While many of our academic faculty teach practice courses in the MSW program, the Berkeley tradition has been to complement its research faculty with colleagues who bring to the university extensive practice experience. These faculty members not only supervise the MSW field program but also teach practice courses. They also frequently contribute to the professional literature.

A relatively new development in the School has been the creation of research units organized around the interests of faculty members in specific program fields. The Center for Social Services Research, established in 1994, conducts research, policy analysis and program planning, and evaluation directed toward improving the public social services. Collaborating with public social service officials, elected policy-makers, community professionals, and consumers of service, it engages in research activities that are directly and immediately practice and policy relevant. At the present time, CSSR oversees four separate research and training units; the Family Welfare Research Group, the Center for the Advanced Study of Aging Services, the Health Research Group, and the Bay Area Social Services Consortium's Research Response Team.

The Family Welfare Research Group, the largest of these, carries out research, training, and community service on behalf of children, youth, and families, studying social policies and programs as they relate to the formation, maintenance, and support of family life. Coordinated by Professor Jill Duerr Berrick, FWRG's research agenda is organized around the prevention and treatment of family violence and disruption, economic supports for family maintenance, social services for dependent family members, and social, health and educational services for children and families. FWRG also provides an umbrella for the Child Welfare Research Center (led by Berrick), the Center for Comparative Family Welfare and Poverty Research (led by Professor Neil Gilbert), and the National Abandoned Infants Assistance Resource Center (also led by Gilbert). Among CSSR's most recent projects have been investigations of the impact of welfare reform on grandparent caregivers, children's experiences living in foster care, and an ongoing study of California's foster care system, including an analysis of caseload dynamics.
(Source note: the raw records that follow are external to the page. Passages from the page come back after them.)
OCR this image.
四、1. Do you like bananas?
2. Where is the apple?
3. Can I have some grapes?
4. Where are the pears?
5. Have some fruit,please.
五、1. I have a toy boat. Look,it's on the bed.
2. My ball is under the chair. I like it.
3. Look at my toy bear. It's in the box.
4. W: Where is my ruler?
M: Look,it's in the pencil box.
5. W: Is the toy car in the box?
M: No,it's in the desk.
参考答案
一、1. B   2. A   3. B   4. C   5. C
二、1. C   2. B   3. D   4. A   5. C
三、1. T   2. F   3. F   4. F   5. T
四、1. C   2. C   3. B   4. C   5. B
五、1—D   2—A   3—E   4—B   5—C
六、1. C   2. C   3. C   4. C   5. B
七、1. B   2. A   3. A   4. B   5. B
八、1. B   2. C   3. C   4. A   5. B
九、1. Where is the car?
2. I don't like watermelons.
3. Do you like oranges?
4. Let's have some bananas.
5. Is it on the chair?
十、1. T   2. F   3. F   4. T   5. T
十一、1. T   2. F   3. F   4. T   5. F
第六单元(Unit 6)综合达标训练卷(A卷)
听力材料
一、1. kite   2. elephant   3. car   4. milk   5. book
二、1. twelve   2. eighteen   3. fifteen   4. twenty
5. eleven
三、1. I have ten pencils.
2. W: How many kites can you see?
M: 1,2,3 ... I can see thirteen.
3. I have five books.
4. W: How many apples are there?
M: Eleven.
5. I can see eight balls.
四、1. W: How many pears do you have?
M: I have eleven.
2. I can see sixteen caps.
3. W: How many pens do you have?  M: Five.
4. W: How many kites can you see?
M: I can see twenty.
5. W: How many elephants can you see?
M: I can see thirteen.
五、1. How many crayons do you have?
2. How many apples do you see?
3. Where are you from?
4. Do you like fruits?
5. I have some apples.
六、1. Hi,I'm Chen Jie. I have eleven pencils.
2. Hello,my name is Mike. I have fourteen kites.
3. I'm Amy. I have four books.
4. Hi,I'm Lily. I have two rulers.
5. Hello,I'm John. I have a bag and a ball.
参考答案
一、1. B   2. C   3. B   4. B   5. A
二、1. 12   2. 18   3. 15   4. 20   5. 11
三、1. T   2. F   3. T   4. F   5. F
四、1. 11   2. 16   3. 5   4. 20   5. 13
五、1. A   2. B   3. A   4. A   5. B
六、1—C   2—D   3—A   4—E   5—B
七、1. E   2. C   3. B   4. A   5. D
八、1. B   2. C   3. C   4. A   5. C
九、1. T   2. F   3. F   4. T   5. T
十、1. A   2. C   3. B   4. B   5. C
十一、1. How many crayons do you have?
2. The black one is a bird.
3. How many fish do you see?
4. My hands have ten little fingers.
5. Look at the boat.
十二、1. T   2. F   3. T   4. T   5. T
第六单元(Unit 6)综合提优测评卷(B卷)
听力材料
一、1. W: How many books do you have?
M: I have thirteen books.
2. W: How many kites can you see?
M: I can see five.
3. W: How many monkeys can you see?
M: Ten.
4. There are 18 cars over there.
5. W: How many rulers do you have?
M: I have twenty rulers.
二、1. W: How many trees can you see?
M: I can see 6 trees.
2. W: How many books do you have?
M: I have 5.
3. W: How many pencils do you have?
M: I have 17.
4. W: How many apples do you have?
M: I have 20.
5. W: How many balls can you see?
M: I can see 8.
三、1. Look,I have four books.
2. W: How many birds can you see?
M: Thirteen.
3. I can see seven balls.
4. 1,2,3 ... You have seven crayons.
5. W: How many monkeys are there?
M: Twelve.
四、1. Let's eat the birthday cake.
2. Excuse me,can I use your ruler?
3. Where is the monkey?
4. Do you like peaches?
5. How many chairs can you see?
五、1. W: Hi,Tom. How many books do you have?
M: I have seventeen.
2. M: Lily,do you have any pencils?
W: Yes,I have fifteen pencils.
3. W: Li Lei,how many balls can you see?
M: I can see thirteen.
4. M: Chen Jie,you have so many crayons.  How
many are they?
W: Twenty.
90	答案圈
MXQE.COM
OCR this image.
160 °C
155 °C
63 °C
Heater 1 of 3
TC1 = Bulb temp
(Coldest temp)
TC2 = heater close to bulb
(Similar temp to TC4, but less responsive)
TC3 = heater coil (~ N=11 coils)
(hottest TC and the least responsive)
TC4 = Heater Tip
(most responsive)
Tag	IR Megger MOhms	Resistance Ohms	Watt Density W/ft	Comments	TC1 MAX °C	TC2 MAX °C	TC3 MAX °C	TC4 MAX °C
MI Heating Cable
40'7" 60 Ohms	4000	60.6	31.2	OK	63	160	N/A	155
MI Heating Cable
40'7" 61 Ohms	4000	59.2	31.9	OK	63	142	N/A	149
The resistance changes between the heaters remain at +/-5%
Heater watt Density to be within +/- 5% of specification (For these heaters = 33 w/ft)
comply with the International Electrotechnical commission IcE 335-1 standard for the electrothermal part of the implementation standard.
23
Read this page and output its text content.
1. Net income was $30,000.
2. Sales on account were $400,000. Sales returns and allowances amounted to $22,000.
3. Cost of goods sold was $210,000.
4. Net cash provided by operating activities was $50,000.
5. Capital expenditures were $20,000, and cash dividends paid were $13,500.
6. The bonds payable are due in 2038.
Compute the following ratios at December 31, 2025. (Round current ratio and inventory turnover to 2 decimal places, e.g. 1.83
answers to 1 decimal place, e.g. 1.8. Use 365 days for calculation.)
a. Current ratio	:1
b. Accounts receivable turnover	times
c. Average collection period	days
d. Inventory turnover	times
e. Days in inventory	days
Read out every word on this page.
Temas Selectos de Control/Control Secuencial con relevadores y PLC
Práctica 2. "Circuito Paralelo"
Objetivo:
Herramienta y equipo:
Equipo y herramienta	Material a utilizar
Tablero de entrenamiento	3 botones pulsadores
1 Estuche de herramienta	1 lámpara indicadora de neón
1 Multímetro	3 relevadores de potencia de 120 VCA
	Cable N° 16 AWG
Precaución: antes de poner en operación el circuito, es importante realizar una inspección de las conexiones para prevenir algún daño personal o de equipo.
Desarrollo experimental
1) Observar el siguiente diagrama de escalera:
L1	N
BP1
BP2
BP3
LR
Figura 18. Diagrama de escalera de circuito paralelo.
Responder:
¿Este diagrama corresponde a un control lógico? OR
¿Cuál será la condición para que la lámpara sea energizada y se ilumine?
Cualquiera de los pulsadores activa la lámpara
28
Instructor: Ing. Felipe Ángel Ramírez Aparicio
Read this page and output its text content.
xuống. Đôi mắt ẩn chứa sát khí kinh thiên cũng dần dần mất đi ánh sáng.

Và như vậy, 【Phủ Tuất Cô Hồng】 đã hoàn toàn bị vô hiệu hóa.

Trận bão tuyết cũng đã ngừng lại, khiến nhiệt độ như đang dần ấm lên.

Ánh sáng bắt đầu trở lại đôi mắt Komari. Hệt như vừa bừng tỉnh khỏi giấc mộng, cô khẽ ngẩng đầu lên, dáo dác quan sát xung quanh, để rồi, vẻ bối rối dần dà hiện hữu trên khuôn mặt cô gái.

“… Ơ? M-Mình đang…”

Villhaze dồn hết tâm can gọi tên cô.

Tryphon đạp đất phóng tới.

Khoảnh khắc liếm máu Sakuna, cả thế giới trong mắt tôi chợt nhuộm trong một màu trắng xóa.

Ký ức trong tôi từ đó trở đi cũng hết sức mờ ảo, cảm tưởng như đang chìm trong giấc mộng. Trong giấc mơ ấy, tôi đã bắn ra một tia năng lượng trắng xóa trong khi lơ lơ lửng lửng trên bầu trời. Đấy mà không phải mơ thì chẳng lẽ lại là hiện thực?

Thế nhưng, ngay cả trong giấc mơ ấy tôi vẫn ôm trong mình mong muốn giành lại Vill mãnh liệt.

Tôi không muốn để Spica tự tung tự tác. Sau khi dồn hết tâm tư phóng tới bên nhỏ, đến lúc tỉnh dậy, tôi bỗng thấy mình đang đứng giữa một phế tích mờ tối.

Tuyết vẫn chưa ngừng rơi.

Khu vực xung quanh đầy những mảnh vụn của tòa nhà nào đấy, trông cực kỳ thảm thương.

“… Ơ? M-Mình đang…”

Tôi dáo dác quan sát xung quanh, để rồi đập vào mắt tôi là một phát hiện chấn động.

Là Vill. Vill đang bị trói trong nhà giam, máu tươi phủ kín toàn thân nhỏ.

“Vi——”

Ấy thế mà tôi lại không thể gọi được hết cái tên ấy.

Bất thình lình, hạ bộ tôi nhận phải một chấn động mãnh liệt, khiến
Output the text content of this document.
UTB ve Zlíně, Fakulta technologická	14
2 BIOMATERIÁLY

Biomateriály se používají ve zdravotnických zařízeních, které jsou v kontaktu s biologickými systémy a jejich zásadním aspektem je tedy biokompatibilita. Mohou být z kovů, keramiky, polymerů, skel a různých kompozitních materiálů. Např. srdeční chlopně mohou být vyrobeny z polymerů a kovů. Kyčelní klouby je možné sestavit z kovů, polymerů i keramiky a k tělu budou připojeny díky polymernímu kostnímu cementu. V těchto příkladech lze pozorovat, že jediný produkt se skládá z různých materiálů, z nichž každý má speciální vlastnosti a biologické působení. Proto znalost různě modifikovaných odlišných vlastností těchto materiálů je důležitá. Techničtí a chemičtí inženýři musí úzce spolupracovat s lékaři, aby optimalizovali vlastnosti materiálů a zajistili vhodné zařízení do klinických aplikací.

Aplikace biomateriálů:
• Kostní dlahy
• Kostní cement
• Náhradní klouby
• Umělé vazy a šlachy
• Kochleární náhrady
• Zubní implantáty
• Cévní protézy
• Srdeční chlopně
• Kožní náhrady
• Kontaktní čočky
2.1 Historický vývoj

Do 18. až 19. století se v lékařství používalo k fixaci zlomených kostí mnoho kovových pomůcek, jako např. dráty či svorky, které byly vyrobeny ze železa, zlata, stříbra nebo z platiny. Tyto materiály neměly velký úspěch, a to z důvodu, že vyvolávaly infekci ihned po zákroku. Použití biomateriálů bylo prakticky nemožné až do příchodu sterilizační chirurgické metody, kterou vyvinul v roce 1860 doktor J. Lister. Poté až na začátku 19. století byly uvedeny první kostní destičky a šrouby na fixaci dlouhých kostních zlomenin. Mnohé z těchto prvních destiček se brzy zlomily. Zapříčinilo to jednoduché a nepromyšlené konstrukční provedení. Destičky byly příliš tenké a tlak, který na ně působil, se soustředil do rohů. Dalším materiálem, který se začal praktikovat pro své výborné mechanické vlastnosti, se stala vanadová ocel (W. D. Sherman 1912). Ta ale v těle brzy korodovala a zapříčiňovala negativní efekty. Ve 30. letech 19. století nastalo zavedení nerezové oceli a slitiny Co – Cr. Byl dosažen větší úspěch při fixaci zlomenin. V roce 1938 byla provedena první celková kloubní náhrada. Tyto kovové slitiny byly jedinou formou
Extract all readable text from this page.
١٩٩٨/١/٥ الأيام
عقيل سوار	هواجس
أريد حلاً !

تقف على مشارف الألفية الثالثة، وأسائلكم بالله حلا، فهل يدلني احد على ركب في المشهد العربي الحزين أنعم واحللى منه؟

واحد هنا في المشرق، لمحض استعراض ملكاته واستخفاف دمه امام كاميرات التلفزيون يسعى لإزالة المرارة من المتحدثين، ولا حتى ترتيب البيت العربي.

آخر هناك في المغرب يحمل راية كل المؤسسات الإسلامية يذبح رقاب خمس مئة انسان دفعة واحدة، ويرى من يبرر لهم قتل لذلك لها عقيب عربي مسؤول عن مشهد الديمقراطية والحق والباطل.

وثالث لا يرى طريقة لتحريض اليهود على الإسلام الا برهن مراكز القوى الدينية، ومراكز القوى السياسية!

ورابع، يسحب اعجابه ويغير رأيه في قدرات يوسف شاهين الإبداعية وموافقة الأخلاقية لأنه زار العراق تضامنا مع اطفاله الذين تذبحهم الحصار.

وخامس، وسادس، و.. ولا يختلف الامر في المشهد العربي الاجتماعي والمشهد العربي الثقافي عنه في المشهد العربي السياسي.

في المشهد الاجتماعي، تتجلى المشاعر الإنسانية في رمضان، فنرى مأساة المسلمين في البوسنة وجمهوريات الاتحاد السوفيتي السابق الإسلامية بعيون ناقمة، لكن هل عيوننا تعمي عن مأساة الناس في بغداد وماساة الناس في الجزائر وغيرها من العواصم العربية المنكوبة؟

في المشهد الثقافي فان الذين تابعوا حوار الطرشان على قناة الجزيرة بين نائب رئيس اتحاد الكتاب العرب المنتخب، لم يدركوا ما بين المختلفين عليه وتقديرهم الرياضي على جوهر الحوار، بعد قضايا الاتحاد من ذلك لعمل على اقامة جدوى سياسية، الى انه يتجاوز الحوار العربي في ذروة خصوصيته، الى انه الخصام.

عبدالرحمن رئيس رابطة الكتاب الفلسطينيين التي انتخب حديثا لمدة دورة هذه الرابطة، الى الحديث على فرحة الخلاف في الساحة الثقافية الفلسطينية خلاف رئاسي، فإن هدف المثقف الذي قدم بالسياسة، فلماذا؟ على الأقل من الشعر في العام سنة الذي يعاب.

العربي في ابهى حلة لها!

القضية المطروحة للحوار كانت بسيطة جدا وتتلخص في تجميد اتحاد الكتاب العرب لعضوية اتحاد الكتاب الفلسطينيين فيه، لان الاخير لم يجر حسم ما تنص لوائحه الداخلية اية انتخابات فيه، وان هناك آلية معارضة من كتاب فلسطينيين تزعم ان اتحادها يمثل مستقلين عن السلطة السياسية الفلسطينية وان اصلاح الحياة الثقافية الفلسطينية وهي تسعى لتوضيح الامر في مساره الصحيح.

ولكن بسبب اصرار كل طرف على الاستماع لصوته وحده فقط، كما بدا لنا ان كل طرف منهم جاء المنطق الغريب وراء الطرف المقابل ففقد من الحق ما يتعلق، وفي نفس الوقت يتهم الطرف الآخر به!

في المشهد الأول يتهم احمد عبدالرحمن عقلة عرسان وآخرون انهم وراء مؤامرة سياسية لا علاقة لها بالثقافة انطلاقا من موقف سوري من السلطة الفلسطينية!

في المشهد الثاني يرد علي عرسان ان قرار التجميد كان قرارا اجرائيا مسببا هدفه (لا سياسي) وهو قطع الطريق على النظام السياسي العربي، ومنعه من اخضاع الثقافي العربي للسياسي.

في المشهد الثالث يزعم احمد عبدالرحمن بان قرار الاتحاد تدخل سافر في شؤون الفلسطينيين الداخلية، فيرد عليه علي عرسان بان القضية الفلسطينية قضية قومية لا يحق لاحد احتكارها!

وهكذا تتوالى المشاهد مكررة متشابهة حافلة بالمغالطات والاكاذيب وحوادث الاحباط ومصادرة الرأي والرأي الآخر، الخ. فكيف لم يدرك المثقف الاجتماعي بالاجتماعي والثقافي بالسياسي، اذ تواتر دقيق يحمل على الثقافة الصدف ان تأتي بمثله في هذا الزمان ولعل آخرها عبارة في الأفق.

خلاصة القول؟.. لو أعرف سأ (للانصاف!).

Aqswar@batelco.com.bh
A second unit within the Center for Social Services Research is the Research Response Team. Affiliated with the Bay Area Social Services Consortium, an alliance of Bay Area County Social Service agencies, two Bay Area foundations (the Zellerbach Family Fund and the van Loben Sells Foundation), and the four Bay Area graduate social work programs (Berkeley, CSU Sacramento, San Jose State, and San Francisco State), the Response Team was established in 1995 to address the needs of county agencies for rapid research about their changing environment. Coordinated by Professor Mike Austin, this university-agency collaboration has produced studies on foster children in the schools, concurrent planning in child welfare, foster family recruitment and retention, and emergency receiving centers for maltreated children.

A separate research unit at the School, the Mental Health and Social Welfare Research Group, directed by Professor Steve Segal, focuses on mental health policy and the delivery of mental health services. The group's mission is to promote a better fit between policy and service design and individual needs and outcomes. For twenty-five years, with the support of NIMH, the Robert Wood Johnson Foundation, the San Francisco Foundation, and the Zellerbach Family Fund, this group has contributed knowledge for linking policy and practice to improved individual outcomes. Major research areas include a twenty year investigation of residential care, a seventeen year study of general hospital psychiatric emergency room care, and studies of psychoactive medication prescription practices, services to the homeless, and self-help mental health services.